Nach Israels Massaker in einem Flüchtlingslager im Süden des Gazastreifens hat der UN-Sicherheitsrat für Dienstag eine Dringlichkeitssitzung einberufen. Die Sitzung zur Lage in Rafah werde hinter verschlossenen Türen abgehalten, erfuhr die Nachrichtenagentur AFP aus Diplomatenkreisen.
Dem Gesundheitsministerium im Gazastreifen zufolge wurden 45 Menschen getötet, die Zahl der Verletzten liege bei 249. Nach palästinensischen Angaben handelt es sich bei dem Camp um das vom UN-Palästinenserhilfswerk (UNRWA) betriebene Vertriebenenlager Barkasat nordwestlich von Rafah.

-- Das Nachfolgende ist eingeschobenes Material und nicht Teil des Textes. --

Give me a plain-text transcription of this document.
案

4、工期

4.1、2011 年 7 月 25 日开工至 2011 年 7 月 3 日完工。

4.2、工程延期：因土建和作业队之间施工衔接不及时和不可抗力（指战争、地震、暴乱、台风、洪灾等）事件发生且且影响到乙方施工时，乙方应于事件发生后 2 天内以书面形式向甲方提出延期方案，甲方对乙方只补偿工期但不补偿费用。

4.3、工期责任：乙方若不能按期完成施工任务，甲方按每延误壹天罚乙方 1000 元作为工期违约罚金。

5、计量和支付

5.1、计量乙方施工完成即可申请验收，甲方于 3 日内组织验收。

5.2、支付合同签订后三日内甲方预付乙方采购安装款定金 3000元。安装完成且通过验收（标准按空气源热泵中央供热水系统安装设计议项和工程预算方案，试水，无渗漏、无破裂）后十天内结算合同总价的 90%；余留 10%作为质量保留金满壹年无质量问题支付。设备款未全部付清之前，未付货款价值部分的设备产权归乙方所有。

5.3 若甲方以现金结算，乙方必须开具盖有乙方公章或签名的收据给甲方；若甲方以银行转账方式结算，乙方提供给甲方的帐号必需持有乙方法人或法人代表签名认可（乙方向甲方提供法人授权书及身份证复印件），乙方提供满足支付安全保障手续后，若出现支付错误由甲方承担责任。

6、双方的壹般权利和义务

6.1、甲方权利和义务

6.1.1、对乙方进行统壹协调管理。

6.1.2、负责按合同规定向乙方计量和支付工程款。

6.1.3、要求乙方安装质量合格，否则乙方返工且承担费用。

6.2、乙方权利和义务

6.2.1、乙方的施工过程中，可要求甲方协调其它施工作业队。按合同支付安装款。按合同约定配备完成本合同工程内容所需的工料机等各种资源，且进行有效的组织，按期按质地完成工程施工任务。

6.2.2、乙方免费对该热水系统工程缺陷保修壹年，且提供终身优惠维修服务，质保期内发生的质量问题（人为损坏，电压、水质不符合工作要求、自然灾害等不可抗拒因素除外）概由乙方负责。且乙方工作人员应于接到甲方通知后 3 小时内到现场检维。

Demnach löste der nächtliche Luftangriff ein Feuer in dem Lager aus. AFP-Bilder zeigten die verkohlten Überreste von behelfsmäßigen Zelten und Fahrzeugen. Im Netz kursieren verstörende Bilder von verbrannten Menschenkörpern, darunter auch Kinder. Eine Aufnahme soll einen Vater zeigen, der die kopflose Leiche seines Kindes hält.
Israels Regierungschef Benjamin Netanjahu sprach mit Blick auf das Massaker, das international scharfe Kritik hervorrief, von einem „tragischen Missgeschick“. Die israelische Armee habe eine Untersuchung eingeleitet, hieß es. Derweil berichteten AFP-Journalisten von neuen Angriffen Israels auf Rafah.
Die Dringlichkeitssitzung des UN-Sicherheitsrats ist für Dienstagnachmittag (Ortszeit) geplant, wie es aus Diplomatenkreisen hieß. Beantragt wurde sie von Algerien. UN-Generalsekretär António Guterres verurteilte derweil den tödlichen Luftangriff, bei dem nach Behördenangaben aus Gaza 45 Menschen getötet wurden.
Es seien zahlreiche unschuldige Zivilisten getötet worden, die Schutz vor dem tödlichen Konflikt gesucht hätten, erklärte Guterres. Es gebe keinen sicheren Ort im Gazastreifen, fuhr er fort. „Dieser Horror muss aufhören.“ Der UN-Menschenrechtsbeauftragte Volker Türk sprach von „entsetzlichen“ Bildern.
Bundesregierung reagiert zurückhaltend
Die US-Regierung, die seit Monaten Waffenlieferungen an Israel genehmigt, zeigte sich besorgt über die zahlreichen toten Zivilisten. Die Bilder von dem Lager, in dem „Dutzende von unschuldigen Palästinensern“ getötet worden seien, seien „niederschmetternd“ und „herzzerreißend“, erklärte in Washington ein Sprecher des Nationalen Sicherheitsrats im Weißen Haus. Israel müsse „jede mögliche Vorsichtsmaßnahme ergreifen, um Zivilisten zu schützen“, sagte er.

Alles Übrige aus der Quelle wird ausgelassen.